Almost simultaneous with the news that Marc Lamont Hill, a CNN commentator and professor of media studies at Temple University, had been fired by the US cable network shortly after delivering a speech at the United Nations on the occasion of its International Day of Solidarity with the Palestinian People, I received a book, Black Power and Palestine—Transnational Countries of Color, from a former university colleague.
During his speech Professor Hill, in a reference to the geography of Israel or historic Palestine, called for a “free Palestine from river to sea.” This prompted an immediate response from the Anti-Defamation League (ADL), and the group interpreted the words as the extermination of the state of Israel. Later, Hill apologized for the comments and insisted that he wasn’t calling for the destruction of Israel.
Hill’s situation would have been perfect fodder for Michael R. Fischbach, the author of Black Power and Palestine. Hill’s comments, however, he meant them, evoked a longstanding issue between Blacks and Jews, and Fischbach, with a focus on Black Power, traces the origins of the problem. In his Prologue, the author notes that, “Much has been written about the black freedom struggle, yet black Americans connection to the Middle East conflict, and the ways it affected them, and their conceptualization of identity and agency have largely been overlooked.”
With Fischbach’s thorough probe and analysis, that oversight is no longer neglected, and his merging of Black Power and the Middle East crisis adds an additional perspective on the relationship among Blacks, Arabs, and Jews. Essential to Fischbach’s search for seminal moments in this scenario is the role of Malcolm X, the Black Panther Party, and the Student Non-Violent Coordinating Committee (SNCC). Most are informed of Malcolm’s affinity to Muslims and that plays a critical role in countless number of Black Americans identifying with the plight of the Palestinians.
Malcolm’s influence and his ideas of self-determination were adopted by the Black Panther Party, and Fischbach carefully charts this evolution, with a very engaging discussion on Huey Newton and how his views on the Palestine struggle changed over time, modified by global and internal party developments. Politics, color, conditions, and the general revolutionary fervor of the 1960s had a great impact on African Americans identifying with the Palestinian struggle for liberation. They saw the oppression and brutality in Israel as very similar to their own, and this made it easy for the members of SNCC to align the civil rights movement with the situation in the Middle East.

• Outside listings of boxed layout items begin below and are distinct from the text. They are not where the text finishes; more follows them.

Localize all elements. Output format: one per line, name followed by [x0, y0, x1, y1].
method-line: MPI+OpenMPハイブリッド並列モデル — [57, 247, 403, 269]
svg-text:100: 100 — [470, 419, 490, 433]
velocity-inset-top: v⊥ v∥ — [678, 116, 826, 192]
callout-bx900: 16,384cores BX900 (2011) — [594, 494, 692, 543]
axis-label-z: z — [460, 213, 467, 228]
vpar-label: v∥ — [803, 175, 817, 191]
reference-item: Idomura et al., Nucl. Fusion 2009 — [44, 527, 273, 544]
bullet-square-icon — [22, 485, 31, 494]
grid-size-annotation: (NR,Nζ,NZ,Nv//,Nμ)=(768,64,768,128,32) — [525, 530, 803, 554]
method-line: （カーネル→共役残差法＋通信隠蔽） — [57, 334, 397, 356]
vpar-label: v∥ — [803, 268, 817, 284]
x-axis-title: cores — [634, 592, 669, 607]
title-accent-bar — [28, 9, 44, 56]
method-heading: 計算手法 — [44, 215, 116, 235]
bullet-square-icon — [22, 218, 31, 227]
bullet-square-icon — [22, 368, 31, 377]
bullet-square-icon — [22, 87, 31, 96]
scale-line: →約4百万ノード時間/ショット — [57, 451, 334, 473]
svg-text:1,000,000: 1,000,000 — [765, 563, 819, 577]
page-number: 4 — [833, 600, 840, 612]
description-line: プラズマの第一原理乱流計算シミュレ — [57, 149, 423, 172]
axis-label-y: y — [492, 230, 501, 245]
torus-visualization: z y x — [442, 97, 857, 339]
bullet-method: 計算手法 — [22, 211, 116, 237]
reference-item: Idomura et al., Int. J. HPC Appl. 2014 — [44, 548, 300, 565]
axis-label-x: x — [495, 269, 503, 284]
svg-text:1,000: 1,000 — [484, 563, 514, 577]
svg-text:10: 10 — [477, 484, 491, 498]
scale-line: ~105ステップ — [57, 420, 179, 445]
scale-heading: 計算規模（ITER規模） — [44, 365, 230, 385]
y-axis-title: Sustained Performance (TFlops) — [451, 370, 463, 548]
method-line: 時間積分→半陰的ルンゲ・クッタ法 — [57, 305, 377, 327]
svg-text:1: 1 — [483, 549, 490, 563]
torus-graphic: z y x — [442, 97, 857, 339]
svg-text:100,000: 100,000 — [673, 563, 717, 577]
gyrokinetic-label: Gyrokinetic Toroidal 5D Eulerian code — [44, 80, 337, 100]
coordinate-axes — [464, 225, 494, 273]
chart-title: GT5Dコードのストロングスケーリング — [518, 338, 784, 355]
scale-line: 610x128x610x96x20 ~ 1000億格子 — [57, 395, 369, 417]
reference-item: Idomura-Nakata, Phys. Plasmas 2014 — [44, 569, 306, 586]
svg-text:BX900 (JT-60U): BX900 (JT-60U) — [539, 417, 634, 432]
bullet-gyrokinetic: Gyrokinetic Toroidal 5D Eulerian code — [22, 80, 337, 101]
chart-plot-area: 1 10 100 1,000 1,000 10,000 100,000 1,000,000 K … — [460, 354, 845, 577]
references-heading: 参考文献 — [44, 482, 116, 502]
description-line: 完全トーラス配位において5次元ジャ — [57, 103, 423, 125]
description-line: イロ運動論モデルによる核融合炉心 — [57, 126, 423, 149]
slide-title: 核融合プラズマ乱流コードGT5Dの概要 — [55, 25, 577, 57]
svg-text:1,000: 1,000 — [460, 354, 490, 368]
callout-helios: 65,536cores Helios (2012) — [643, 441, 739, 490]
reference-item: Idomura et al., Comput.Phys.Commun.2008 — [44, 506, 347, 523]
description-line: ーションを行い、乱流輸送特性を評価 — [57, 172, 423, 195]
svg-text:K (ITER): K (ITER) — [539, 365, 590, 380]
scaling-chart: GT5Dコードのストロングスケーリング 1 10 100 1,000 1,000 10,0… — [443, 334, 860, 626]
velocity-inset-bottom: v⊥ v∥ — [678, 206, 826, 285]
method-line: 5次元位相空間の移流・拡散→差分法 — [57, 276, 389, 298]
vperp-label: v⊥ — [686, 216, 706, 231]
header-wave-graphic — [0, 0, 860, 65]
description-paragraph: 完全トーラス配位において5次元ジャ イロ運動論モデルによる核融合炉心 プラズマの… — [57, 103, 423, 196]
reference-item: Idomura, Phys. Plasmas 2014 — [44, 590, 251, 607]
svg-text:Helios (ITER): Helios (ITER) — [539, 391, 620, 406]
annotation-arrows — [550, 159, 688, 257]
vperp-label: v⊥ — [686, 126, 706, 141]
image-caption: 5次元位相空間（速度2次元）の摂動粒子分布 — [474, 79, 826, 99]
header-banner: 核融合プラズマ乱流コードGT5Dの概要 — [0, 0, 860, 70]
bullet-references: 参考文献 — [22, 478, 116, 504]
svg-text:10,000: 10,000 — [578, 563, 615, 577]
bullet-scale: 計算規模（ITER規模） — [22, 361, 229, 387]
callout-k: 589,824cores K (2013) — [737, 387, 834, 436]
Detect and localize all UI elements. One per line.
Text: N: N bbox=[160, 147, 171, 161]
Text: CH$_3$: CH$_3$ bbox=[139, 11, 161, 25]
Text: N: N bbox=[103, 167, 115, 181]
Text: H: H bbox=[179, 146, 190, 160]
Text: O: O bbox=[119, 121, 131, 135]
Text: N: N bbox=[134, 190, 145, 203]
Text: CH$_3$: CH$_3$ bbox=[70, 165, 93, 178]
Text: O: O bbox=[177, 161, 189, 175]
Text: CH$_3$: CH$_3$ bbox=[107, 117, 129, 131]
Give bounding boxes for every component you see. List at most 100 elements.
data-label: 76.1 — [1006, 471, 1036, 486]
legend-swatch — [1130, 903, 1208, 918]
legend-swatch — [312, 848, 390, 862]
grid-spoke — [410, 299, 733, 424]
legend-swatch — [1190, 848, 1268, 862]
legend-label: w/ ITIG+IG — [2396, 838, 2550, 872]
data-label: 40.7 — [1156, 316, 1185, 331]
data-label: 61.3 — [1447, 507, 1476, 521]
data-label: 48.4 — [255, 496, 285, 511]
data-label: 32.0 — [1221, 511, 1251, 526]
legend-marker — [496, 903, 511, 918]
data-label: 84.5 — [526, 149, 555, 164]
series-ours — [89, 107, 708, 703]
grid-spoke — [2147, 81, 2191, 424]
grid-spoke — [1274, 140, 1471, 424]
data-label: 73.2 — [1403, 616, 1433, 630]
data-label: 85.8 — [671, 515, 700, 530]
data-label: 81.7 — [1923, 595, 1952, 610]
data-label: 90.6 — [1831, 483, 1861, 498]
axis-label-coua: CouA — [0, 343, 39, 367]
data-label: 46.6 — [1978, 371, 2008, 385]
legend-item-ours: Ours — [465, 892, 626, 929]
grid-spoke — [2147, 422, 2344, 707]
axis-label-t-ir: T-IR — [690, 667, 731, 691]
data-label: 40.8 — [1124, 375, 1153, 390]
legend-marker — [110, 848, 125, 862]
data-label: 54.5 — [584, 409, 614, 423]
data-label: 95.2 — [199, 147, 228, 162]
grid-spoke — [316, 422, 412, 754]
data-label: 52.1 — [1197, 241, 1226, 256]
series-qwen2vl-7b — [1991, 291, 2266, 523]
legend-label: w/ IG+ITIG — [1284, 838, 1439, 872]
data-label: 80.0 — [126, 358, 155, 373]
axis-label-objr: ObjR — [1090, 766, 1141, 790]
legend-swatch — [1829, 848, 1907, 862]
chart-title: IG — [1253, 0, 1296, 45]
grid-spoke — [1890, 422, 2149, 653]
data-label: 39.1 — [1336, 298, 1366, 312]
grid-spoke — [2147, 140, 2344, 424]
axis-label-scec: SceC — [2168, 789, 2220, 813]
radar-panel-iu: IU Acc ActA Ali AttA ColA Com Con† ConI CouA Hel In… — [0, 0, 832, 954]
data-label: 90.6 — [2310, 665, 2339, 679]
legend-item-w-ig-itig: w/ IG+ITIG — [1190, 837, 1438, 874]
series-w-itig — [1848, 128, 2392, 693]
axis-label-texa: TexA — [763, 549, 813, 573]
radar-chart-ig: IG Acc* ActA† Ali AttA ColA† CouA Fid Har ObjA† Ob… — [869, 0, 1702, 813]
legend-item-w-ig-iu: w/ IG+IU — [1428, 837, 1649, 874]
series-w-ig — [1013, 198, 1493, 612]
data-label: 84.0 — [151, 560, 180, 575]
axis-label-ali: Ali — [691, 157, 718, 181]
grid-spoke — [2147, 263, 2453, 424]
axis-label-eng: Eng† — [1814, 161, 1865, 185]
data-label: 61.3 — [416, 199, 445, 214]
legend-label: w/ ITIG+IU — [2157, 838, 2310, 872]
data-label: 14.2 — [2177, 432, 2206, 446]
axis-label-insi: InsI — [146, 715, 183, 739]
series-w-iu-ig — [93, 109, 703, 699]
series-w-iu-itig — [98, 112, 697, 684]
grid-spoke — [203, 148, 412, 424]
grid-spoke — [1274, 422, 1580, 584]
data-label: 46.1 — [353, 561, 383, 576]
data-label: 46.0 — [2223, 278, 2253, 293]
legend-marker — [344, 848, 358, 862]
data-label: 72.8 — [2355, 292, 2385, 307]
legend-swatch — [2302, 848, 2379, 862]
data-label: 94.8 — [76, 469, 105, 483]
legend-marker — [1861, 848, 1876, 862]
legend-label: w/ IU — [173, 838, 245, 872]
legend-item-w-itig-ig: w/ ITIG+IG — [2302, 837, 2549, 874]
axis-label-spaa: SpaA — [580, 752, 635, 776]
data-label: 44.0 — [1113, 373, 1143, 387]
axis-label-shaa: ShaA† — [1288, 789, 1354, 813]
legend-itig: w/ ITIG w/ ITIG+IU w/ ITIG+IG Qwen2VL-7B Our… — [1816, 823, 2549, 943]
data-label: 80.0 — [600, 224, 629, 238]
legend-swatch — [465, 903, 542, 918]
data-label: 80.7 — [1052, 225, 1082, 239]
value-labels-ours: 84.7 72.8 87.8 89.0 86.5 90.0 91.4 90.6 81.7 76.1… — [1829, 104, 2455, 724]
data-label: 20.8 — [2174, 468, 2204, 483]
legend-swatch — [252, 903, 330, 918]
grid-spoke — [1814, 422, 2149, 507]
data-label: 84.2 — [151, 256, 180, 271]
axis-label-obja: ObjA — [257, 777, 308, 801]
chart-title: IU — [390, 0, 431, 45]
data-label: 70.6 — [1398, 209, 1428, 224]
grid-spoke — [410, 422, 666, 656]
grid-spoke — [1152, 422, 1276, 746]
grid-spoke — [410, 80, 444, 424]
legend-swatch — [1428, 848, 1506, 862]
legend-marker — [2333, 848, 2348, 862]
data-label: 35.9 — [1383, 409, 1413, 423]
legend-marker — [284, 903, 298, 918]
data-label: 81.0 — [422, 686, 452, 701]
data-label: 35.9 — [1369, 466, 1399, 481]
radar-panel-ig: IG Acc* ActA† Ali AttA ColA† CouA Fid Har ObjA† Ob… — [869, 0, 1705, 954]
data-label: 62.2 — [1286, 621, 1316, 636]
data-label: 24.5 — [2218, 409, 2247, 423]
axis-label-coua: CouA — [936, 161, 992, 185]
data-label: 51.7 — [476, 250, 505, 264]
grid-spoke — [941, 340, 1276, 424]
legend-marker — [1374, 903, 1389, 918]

No discussion about Blacks and Jews is complete without considering those in the Black community who have been unwavering in their support of Israel. And Fischbach is equal to the task as he chronicles the role of the NAACP and other African Americans, who have worked in concert over the years with their Jewish brothers and sisters in the fight for civil and human rights. Obviously, these members of the Black middle class and bourgeois organizations were opposed to the more radical and militant elements of the race and placed their resources and commitment to mainstream Jewish organizations, given their financial and moral support. As Fischbach concludes, the division between these segments are like “a veritable fault line separating the two approaches to securing a just future for black Americans.”
Black Power and Palestine, as the title suggests, is centered primarily on the 1960s and the 1970s when the contention was extremely intense with the war in Vietnam and the Six-Day Arab-Israeli conflict solidifying the ideological tendencies among Black Nationalists and radicals. But, in his Epilogue, Fischbach brings the ordeal up-to-date when a young African American activist visits the West Bank, and despite the terrible conditions the Palestinians were enduring, she witnessed evidence of their concern about the racial atrocities in America—she saw a painted sign in tribute to Trayvon Martin, who was killed by George Zimmerman, a neighborhood watch guard.
Professor Hill’s situation is a current indication that Black Americans must tread carefully when taking a position on the turmoil in Israel. I will never forget my trips to Israel and Lebanon with Stokely Carmichael (Kwame Ture) in June 1979, with Jack O’Dell and Jackie Jackson, Jesse’s wife. Fischbach in his recounting of this trip brought back memories of meeting with Yasir Arafat and our travels to Beirut and to the camps in Tyre. I would make a similar trip with the Rev. Al Sharpton and while in the Gaza Strip we met with Arafat and later with Israeli leader Shimon Peres. Unlike the militants of the 1960s, it was necessary for us to meet with both sides.
I’m submitting this article to the Neworld Review whose publisher was my editor, who assigned me two stories on Blacks and Jews in 1989 and 1995, each of which induced a number of letters, pro and con to The Crisis.
If Black Power and Palestine fails to stir up things, it will be due mainly to Fischbach’s fair and balanced discussion. Throughout the book he maintains a clear-eyed approach to an often complicated and provocative issue. This book should be a worthy addition to the growing canon of African American literature because it presents a lens through which to view a topic that heretofore has been practically ignored. Fischbach has framed the subject in a passionate and meaningful way for anyone interested in a deeper understanding of the relationship between Blacks and Jews, whether at home or abroad.